Wednesday, January 22, 2014

The Cable Guy


If I could do it all over again, I would have pursued a trade. Maybe become a hair stylist, but only if I could sit down while I cut.   A plumber might be good, but not if I had to put my hand in a toilet.  And I think I’m too afraid of getting shocked to become an electrician.  

But a computer technician would be a smart career.  They’re in high demand, likely employed for life.

When our internet service went down, I made the dreaded call to Verizon.  I should know by now that that’s not my best move.  Actually I do know that by now.  But it was my day off and my husband kind of dared me to do it, by implying that I would get eaten alive by Customer Service.  Remember, it’s not our computer.  Keep putting it back on them.  If only I knew exactly what I was putting back.

I’m pretty good in a tense situation.  I maintain my cool and don’t usually get too pissy.  But the flip side   is that I can’t always scare people into giving me what I want.  I don’t always have what it takes to get all up in anyone’s grill, especially when it involves a computer.

So I can’t get swept up in their good manners and exotic accents.  They are seated at desks, far away from my frozen DSL cable.  That alone should get me worked up, but it doesn’t.  They are so polite, talking to them feels very removed from my frustration at Verizon.  I know I need to stay focused on the problem, but I’m just not a good angry consumer. 

The really pleasant Anita doesn’t help matters. She never interrupted, and in fact waited at least 12 seconds before responding, saying things like “Ok now kindly go to your tools bar”  “OK, now please, if you will, click the Advanced Controls”   Soon I was carried away by her unending patience, feeling privileged to have met her.

Before I knew it, I was dripping with sweat, hooking and unhooking wires, listening to Anita’s polite voice from the speaker phone, directing me what to do.   While I fumbled with the tangle of cables, afraid to get a shock, I wondered how I had become a computer technician on my day off.  I also wondered why the computer technician was the only one not being paid for this call.  I think that’s what it took to finally get me angry. 

Folded over a file cabinet, my head hanging upside-down in back of the “tower”, I was searching for some wire that was supposed to plug into the router.  I was also searching for a filter on the phone and a reset button on the modem. 

I had stopped searching for the day off that had somehow slipped into cyberspace.  Actually, I think it had found the lovely Anita who was sitting at her desk calmly ordering me around, probably playing Solitaire.     

Megan Davis Collins successfully cleared a browser history and reset a modem, but that’s it.

Holiday Card Reflections


As I look at the end result, I wonder why I feel the need to drag my kids out into a dismal backyard scene of blowing snow and dilapidated fences to photograph them and then send it to our friends.

When they were really young, I couldn’t even think of getting organized enough to create a card.  I used to look at the ones sent to us: three smiling children in a row under a tree, hugging, laughing, frolicking, and wonder how they did it with such composure.  To create a holiday scene like theirs, I would have had to have hired a choreographer, stage manager and probably hair and make-up crew.

I became enticed by the images arriving in our mailbox.  How are these families so glowing and polished?  What do they feed their kids?
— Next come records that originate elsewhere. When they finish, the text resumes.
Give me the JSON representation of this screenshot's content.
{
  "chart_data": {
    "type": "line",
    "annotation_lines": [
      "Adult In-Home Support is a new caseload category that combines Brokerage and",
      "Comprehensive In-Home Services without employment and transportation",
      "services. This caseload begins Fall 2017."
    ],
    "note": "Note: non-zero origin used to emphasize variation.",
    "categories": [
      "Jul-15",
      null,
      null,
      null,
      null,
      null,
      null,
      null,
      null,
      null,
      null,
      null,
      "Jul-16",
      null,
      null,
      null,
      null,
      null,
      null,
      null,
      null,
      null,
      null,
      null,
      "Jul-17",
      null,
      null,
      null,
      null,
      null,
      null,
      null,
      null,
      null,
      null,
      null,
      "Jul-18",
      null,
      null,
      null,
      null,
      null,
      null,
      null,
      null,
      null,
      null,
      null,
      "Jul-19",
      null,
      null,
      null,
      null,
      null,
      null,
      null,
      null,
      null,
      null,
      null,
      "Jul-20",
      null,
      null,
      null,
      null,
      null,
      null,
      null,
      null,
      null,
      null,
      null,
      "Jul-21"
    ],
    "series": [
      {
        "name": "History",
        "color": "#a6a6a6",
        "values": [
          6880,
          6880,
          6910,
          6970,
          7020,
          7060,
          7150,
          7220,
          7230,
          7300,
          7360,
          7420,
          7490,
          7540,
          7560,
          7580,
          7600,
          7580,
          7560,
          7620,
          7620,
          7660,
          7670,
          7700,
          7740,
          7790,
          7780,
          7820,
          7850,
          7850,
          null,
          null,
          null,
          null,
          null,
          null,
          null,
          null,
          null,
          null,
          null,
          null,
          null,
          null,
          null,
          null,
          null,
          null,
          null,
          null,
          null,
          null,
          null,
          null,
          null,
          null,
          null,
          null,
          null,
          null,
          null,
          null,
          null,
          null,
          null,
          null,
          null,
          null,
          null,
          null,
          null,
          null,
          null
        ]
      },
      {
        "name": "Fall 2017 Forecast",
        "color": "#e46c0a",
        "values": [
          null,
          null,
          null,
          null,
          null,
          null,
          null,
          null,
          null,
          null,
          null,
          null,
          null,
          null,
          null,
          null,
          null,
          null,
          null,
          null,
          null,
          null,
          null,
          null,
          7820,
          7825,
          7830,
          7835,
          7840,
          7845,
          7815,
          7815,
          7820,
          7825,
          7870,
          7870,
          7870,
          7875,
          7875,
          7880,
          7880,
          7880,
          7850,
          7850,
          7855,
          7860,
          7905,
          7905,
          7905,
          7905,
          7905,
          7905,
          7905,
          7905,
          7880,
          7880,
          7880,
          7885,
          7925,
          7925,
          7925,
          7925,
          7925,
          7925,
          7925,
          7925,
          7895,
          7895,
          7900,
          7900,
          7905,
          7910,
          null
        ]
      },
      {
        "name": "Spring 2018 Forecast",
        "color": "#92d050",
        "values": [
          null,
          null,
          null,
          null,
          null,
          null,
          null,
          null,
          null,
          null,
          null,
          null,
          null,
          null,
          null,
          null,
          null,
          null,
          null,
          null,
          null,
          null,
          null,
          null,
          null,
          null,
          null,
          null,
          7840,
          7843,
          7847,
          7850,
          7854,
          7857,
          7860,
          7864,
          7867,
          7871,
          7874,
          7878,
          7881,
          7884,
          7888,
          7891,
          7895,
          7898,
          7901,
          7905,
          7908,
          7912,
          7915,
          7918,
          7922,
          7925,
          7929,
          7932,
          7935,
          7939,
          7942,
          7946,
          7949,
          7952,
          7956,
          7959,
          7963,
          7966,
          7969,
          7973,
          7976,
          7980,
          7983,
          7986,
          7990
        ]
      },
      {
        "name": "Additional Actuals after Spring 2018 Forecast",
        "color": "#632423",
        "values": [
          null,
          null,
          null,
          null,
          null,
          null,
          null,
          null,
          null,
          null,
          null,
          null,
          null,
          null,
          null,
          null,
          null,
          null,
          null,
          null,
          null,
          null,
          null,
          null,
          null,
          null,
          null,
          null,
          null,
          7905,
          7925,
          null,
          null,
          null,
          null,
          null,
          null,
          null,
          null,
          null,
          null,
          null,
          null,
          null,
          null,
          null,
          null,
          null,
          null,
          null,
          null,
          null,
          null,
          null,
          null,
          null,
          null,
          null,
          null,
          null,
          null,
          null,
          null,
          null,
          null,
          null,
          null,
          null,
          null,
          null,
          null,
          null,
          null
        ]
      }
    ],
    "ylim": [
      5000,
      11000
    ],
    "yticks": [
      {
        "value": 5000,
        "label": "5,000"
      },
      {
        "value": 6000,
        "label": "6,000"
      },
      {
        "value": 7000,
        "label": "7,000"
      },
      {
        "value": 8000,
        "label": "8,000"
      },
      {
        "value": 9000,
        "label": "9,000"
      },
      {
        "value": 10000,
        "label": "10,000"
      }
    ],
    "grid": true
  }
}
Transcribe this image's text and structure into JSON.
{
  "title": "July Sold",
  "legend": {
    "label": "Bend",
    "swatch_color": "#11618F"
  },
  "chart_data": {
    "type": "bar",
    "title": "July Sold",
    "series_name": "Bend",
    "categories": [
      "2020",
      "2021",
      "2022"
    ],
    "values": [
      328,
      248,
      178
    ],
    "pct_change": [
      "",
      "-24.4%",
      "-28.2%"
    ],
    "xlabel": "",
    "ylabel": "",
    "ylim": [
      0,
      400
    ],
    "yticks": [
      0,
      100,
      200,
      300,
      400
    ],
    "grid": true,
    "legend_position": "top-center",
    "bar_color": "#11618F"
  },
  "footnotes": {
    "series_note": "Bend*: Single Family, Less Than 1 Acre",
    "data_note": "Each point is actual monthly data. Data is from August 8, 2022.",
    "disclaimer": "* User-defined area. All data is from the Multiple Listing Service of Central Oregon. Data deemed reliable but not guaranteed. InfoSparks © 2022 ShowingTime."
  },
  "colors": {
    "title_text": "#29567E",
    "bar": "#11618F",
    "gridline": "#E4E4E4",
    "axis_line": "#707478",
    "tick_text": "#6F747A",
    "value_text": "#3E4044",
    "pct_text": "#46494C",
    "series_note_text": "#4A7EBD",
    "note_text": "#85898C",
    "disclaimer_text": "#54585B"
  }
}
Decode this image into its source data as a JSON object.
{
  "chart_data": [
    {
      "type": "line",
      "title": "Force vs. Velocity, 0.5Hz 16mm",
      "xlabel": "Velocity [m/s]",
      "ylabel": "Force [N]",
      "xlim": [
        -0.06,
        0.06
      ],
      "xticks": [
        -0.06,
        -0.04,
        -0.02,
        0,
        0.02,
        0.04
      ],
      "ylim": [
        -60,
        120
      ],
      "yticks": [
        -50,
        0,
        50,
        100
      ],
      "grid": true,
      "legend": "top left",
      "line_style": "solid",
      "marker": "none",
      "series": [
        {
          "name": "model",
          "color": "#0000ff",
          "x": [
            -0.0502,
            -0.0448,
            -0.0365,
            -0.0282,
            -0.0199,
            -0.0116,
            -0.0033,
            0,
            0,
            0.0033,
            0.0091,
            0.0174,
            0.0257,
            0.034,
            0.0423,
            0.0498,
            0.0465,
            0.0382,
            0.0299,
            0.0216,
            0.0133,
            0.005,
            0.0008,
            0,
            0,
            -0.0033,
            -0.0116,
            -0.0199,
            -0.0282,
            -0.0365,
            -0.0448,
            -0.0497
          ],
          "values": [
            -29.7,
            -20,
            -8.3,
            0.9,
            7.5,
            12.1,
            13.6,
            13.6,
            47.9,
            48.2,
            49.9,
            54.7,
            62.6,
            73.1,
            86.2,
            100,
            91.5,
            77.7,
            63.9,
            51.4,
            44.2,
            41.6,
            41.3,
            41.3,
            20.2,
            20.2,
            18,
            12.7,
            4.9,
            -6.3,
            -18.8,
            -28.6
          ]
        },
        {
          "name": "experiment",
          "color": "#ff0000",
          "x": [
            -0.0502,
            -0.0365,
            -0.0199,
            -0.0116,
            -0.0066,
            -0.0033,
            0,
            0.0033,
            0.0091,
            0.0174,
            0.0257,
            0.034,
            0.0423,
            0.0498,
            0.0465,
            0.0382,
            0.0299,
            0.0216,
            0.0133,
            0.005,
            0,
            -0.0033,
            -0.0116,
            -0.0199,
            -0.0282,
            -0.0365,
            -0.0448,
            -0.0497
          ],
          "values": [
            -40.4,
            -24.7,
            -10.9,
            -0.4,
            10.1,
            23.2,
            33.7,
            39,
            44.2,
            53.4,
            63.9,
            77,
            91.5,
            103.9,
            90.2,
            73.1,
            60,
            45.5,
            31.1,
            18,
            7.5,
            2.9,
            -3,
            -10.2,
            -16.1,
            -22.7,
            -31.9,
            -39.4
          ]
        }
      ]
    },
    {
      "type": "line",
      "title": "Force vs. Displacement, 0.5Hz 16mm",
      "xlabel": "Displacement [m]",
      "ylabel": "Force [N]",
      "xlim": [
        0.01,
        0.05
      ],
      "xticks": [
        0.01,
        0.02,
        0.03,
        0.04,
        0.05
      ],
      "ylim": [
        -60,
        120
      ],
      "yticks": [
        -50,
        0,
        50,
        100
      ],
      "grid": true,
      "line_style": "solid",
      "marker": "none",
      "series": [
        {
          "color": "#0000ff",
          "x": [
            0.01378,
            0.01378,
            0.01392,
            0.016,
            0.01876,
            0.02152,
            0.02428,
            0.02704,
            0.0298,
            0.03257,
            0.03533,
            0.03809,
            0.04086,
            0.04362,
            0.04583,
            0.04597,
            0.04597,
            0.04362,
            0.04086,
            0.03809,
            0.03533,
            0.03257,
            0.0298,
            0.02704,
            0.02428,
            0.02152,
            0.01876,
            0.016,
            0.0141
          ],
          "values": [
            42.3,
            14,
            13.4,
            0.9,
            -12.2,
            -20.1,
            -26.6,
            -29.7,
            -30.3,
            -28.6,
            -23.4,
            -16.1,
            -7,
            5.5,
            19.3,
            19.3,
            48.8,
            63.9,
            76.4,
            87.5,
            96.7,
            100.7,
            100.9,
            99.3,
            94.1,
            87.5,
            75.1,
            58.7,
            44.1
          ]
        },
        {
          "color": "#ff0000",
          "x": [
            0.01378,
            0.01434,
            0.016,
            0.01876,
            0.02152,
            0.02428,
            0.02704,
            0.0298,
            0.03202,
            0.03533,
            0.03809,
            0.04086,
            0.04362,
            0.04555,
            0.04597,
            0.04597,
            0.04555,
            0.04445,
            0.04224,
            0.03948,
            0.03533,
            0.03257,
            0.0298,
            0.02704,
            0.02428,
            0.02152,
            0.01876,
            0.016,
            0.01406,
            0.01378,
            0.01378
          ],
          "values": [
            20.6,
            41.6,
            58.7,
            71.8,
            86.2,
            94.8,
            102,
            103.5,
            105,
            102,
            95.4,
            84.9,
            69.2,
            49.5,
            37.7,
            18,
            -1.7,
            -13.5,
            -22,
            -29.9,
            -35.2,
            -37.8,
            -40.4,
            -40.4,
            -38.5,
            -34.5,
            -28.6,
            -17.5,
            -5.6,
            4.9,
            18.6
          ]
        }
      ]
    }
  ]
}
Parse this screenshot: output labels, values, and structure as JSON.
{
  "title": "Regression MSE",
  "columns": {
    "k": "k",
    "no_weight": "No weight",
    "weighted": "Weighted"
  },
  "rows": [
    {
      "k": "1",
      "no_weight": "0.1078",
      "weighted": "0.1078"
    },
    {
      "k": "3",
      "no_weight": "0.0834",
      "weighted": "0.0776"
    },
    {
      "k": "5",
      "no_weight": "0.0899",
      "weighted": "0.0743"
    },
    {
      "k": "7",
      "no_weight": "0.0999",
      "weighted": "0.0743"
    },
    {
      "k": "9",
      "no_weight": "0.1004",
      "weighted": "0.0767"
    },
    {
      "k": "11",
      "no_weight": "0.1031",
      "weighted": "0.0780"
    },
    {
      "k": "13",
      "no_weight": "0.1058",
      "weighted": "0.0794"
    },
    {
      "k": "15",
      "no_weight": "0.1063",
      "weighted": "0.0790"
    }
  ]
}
We look like we’ve been camping for weeks.  When I finally convinced my kids to get their photos done professionally by a kind mom who volunteered for a local preschool (Thank you Denise Roberge and Little Learners) we became enchanted.  My daughter got in touch with her inner glamour girl, and my son just laughed.  That was the year I decided that we had what it takes to pull off a holiday card.

I obsessed for days over the color and design details.  My kids looked like they skipped right out of a Dickens novel and landed in a one-horse open sleigh.  We even added lightly falling snow.  It was a work of art.  And, it was the beginning of my love affair with the once-dreaded holiday card.  I went spastic, ordering about hundred and fifty of them.  I think we only had fourteen friends and twelve relatives.

So we sent them to unsuspecting businesses around town.  (Why would Rick from Chung King want our card? Or his comrades at Emerald Rose?)  

Over the years, I’ve toned down the preparation and staging. I like to capture my kids outside, organically and casually if possible.  (This year was neither)  Procrastinating made things feel rushed and forced.  And everyone had opinions about the holiday card.

After fretting needlessly that my son appeared forlorn, and my daughter’s hair didn’t look the way it usually does, I stood back and just took the snapshots…and then slowly lost control as the props in my holiday tableau came to life.  They didn’t want to wear a sweater, change a hairstyle, or even pose for some forced holiday scene.   They did, however, want to antagonize one another and compete for the dog’s affections with hidden meat-flavored bribes.   

The finished product–a compromise, not a masterpiece- reflects, not stellar choreography or gentle snowflakes,  but the essence of my children: an earnest young boy attempting to hide his dimples by not completely smiling, and his teenaged sister flashing a grin as she issues orders from her post beside the tree. 

And this is the year I decided that we may no longer have what it takes to pull off the holiday card.